The Commonwealth Fund study also found, very significantly (and with my emphasis added),
[e]ven if co-ops could offer lower premiums, they could not substantially reduce the number of uninsured because the premium reductions would not be big enough to induce large numbers of uninsured employers and uninsured workers to opt for coverage.
[c]o-ops are likely to become an important source of health coverage only if some significant change makes them the favored or perhaps the sole source of coverage for particular groups. This could happen, for example, ... if government offered co-ops as the source of coverage for individuals who receive certain kinds of subsidies.
Or, to put it more simply, if the government just outright bought coverage for the uninsured at market rates from the private insurance companies.

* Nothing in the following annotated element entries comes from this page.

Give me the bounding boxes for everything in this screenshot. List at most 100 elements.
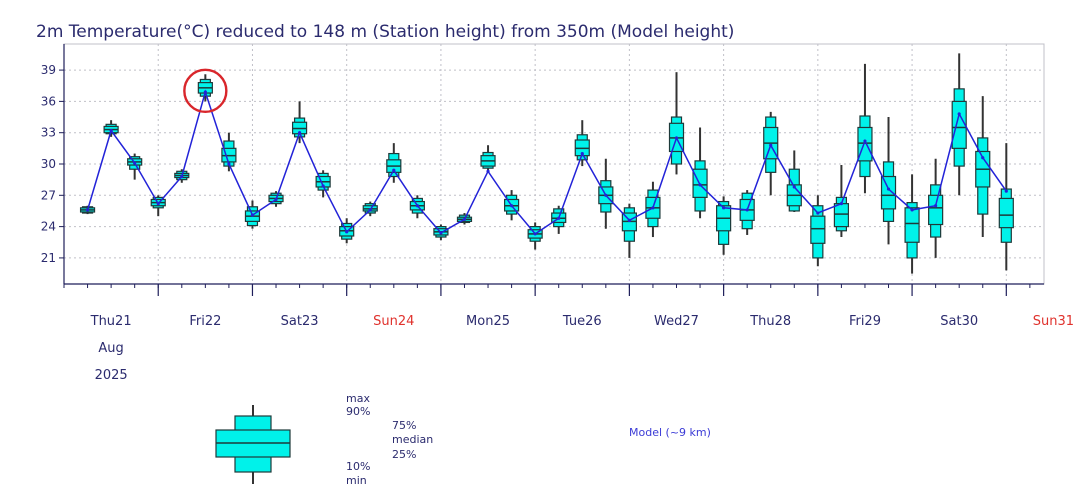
y-tick-label: 27: [41, 188, 56, 202]
ensemble-box: [197, 74, 213, 102]
model-point: [509, 204, 514, 208]
ensemble-box: [574, 120, 590, 167]
model-point: [297, 131, 302, 135]
y-axis: 21 24 27 30 33 36 39: [41, 44, 65, 284]
ensemble-boxes: [79, 53, 1014, 274]
legend-box-glyph: [215, 405, 291, 484]
x-month-label: Aug: [98, 341, 123, 356]
model-point: [274, 197, 278, 202]
x-day-label: Sun24: [373, 314, 414, 329]
x-day-label: Sun31: [1033, 314, 1074, 329]
model-point: [816, 211, 820, 215]
legend-min-label: min: [346, 474, 367, 487]
model-point: [368, 208, 372, 212]
x-year-label: 2025: [95, 368, 128, 383]
y-tick-label: 39: [41, 63, 56, 77]
ensemble-box: [527, 222, 543, 250]
legend-p25-label: 25%: [392, 448, 416, 461]
model-point: [698, 183, 702, 187]
ensemble-box: [103, 120, 119, 137]
x-day-label: Sat23: [281, 314, 319, 329]
legend-p90-label: 90%: [346, 405, 370, 418]
ensemble-box: [810, 195, 826, 267]
ensemble-box: [928, 158, 944, 258]
model-point: [109, 129, 113, 133]
box-25-75: [904, 207, 920, 243]
legend-median-label: median: [392, 433, 433, 446]
model-point: [863, 139, 867, 143]
highlight-circle: [183, 68, 228, 114]
box-25-75: [880, 175, 897, 210]
x-day-label: Sat30: [940, 314, 978, 329]
model-point: [533, 232, 537, 236]
model-point: [392, 168, 396, 172]
legend-p75-label: 75%: [392, 419, 416, 432]
model-point: [1004, 189, 1008, 193]
model-point: [910, 208, 914, 212]
model-point: [957, 112, 961, 116]
annotations: [183, 68, 228, 114]
x-day-label: Fri29: [849, 314, 881, 329]
x-day-label: Tue26: [562, 314, 602, 329]
model-point: [934, 204, 938, 208]
ensemble-box: [833, 165, 850, 238]
model-point: [250, 213, 255, 217]
ensemble-box: [692, 127, 708, 219]
x-day-label: Fri22: [189, 314, 221, 329]
x-day-label: Thu28: [749, 314, 791, 329]
legend-model-label: Model (~9 km): [629, 426, 711, 439]
ensemble-box: [315, 170, 331, 198]
model-point: [156, 202, 160, 206]
x-axis: Thu21 Fri22 Sat23 Sun24 Mon25 Tue26 Wed27 Thu28…: [63, 283, 1074, 383]
y-tick-label: 30: [41, 157, 56, 171]
model-line-layer: [85, 89, 1008, 236]
legend: max 90% 75% median 25% 10% min Model (~9…: [215, 392, 711, 487]
legend-p10-label: 10%: [346, 460, 370, 473]
ensemble-box: [480, 145, 496, 173]
model-line: [86, 89, 1007, 235]
model-point: [722, 206, 726, 210]
model-point: [439, 231, 443, 235]
grid: [64, 44, 1044, 284]
ensemble-box: [716, 196, 732, 255]
x-day-label: Thu21: [90, 314, 132, 329]
model-point: [227, 162, 231, 166]
ensemble-box: [998, 143, 1014, 271]
model-point: [745, 208, 749, 212]
x-day-label: Mon25: [466, 314, 510, 329]
model-point: [180, 174, 184, 179]
model-point: [981, 156, 985, 160]
ensemble-box: [975, 96, 991, 238]
y-tick-label: 21: [41, 251, 56, 265]
model-point: [415, 204, 419, 208]
model-point: [839, 202, 844, 206]
box-25-75: [928, 194, 944, 226]
y-tick-label: 24: [41, 220, 56, 234]
box-25-75: [833, 203, 850, 228]
legend-max-label: max: [346, 392, 370, 405]
legend-box-example: [215, 405, 291, 484]
model-point: [651, 206, 655, 210]
ensemble-box: [880, 117, 897, 245]
model-point: [321, 184, 325, 188]
model-point: [886, 187, 891, 191]
y-tick-label: 33: [41, 126, 56, 140]
chart-title: 2m Temperature(°C) reduced to 148 m (Sta…: [36, 22, 734, 42]
ensemble-box: [621, 203, 637, 258]
ensemble-box: [786, 150, 802, 212]
ensemble-box: [668, 72, 685, 175]
ensemble-box: [904, 174, 920, 274]
box-25-75: [810, 215, 826, 244]
ensemble-box: [291, 101, 308, 144]
model-point: [133, 161, 137, 165]
model-point: [203, 90, 207, 94]
box-25-75: [998, 197, 1014, 229]
model-point: [604, 193, 608, 197]
model-point: [557, 216, 561, 220]
box-25-75: [951, 100, 967, 149]
model-point: [580, 151, 584, 156]
model-point: [792, 185, 796, 189]
model-point: [627, 218, 631, 222]
ensemble-box: [857, 63, 873, 194]
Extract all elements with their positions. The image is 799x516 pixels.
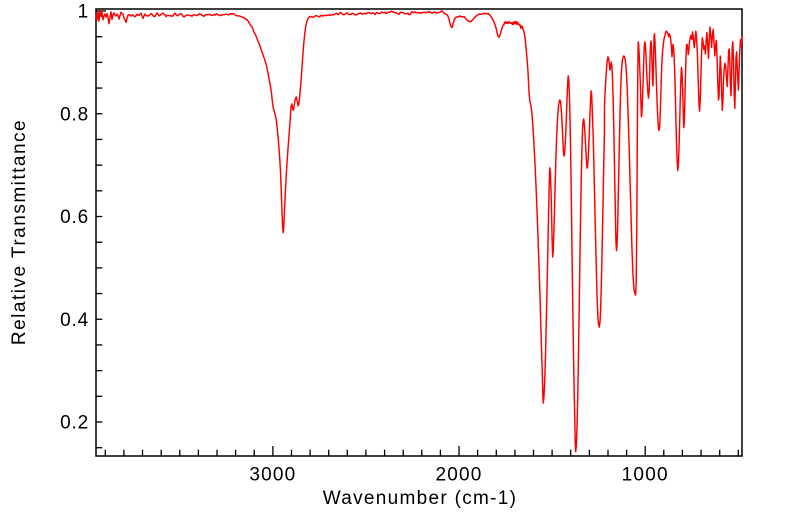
svg-text:Relative Transmittance: Relative Transmittance bbox=[9, 119, 30, 345]
svg-text:0.4: 0.4 bbox=[60, 310, 89, 331]
svg-text:0.8: 0.8 bbox=[60, 104, 89, 125]
svg-text:Wavenumber (cm-1): Wavenumber (cm-1) bbox=[323, 488, 518, 509]
svg-text:1000: 1000 bbox=[622, 465, 669, 486]
svg-text:2000: 2000 bbox=[435, 465, 482, 486]
svg-text:0.6: 0.6 bbox=[60, 207, 89, 228]
svg-text:3000: 3000 bbox=[249, 465, 296, 486]
svg-text:0.2: 0.2 bbox=[60, 413, 89, 434]
svg-text:1: 1 bbox=[78, 2, 89, 23]
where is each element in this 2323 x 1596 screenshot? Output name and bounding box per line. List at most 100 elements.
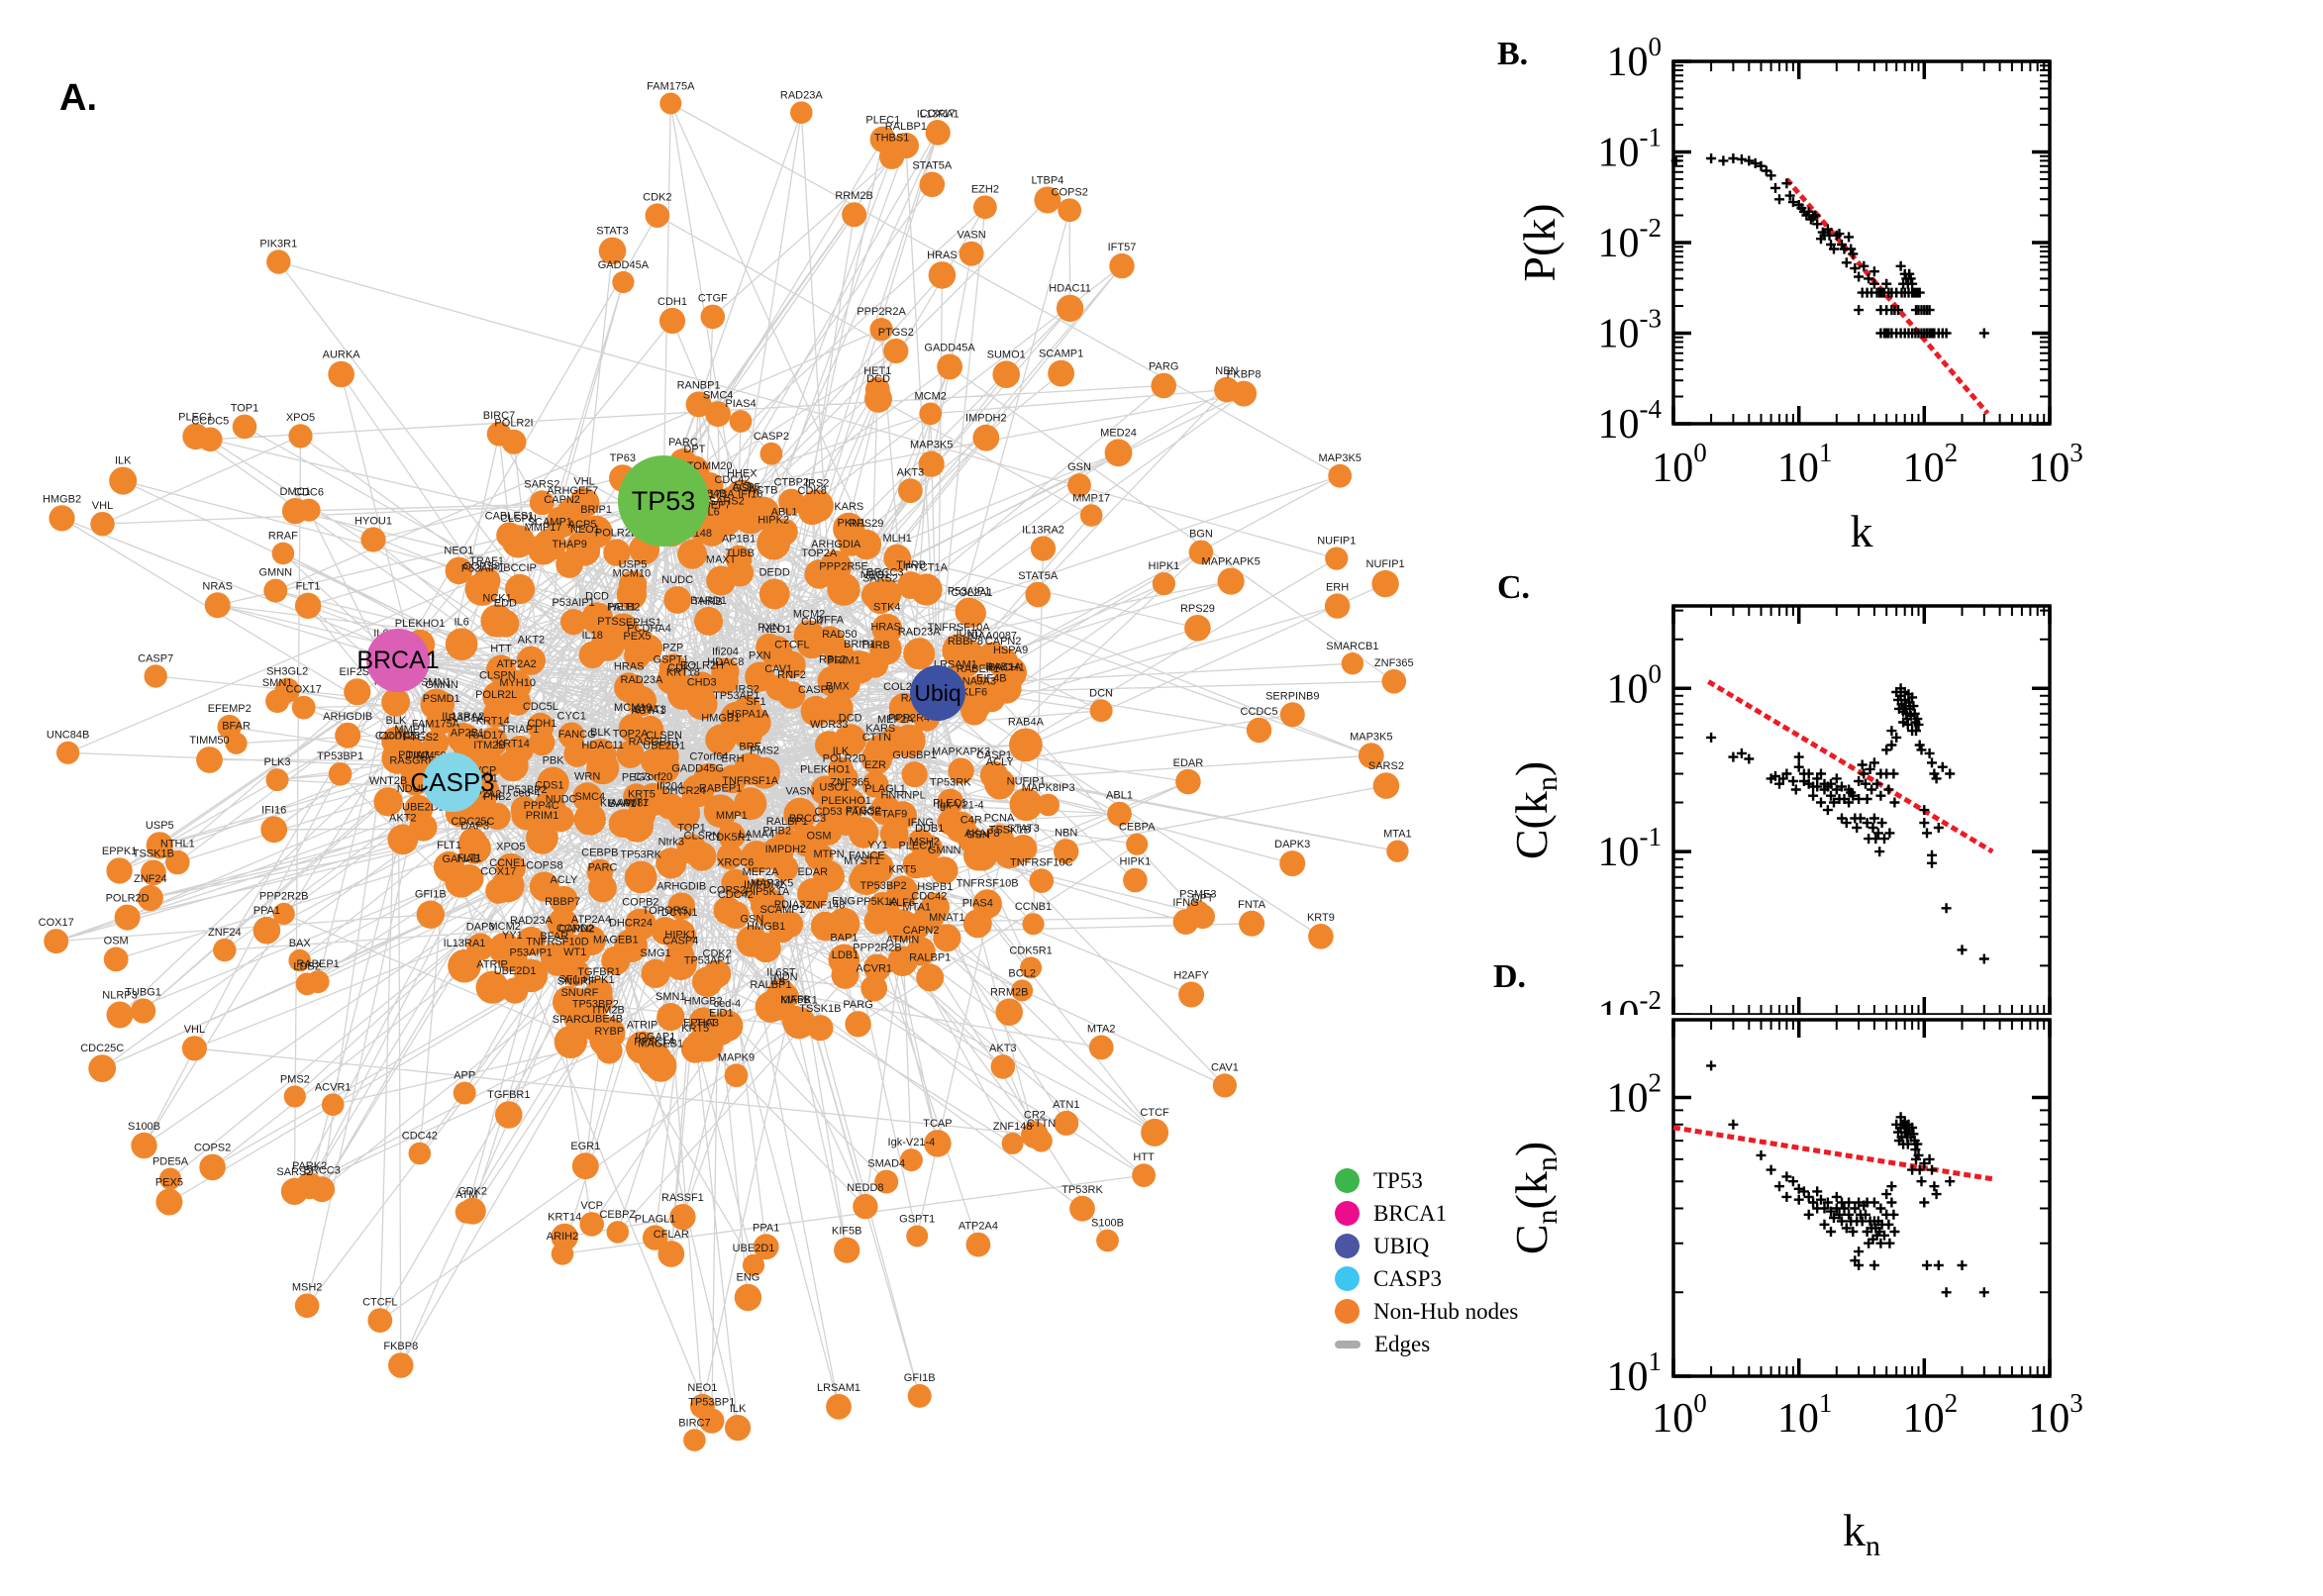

In light of all that, I guess it's not surprising that some sort of "nonprofit insurance cooperatives" is the preferred option of - wait for it - the insurance companies! Right along with the far right as embodied in the Heritage Foundation, attempting to give a patina of rationality to their corporate boot-licking.

And so again, again, again,

- even as more than half of bankruptcy filings are related to health care expenses, and 68% of those are filed by people who have health insurance - meaning that over a third of all personal bankruptcies result from health care expenses among people who already have insurance;

- even as the cost of health insurance premiums more than doubled between 1999 and 2008 while workers’ earnings stagnated;

- even as the average annual cost for family insurance coverage hit $12,700 in 2008, and is still rising;

- even as every year an estimated one million Americans go to Mexico for medical and health care because they can't afford it at home;

- even as a group that was founded to bring free health care to remote areas of the world now finds it appropriate to do the same across the USA;

- even as former CIGNA executive turned whistleblower Wendell Potter reports that insurance companies intentionally "confuse their customers and dump the sick, all so they can satisfy Wall Street investors";

still again those very same industry bloodsuckers and greedheads get to determine what constitutes "reform" via the use of lies, deceit, misdirection, front groups, and distribution of talking points to the talk radio nutzoids - and do it largely without pushback because the dopes, dimwits, and assorted mouth-breathers that make up the leadership of the Democratic Party and way, way too many of those who define what passes for progressives in this country were so goddam concerned about being "pragmatic" and "practical" that they opted to push for what they thought could pass instead of for what they wanted - and so wound up with far less than the former precisely because they took the latter off the table without even trying.

And didn't I say it? Didn't I?

Damn it all to hell. Just damn it all to hell.

Footnote: The picture at the top is via Eli at Left I on the News, who is good enough to be checked occasionally even though I think he too often lets his ideology act like blinders, narrowing his vision, instead having it act, as it should, like sunglasses, cutting through the glare.

Updated with the Marc Ambinder report.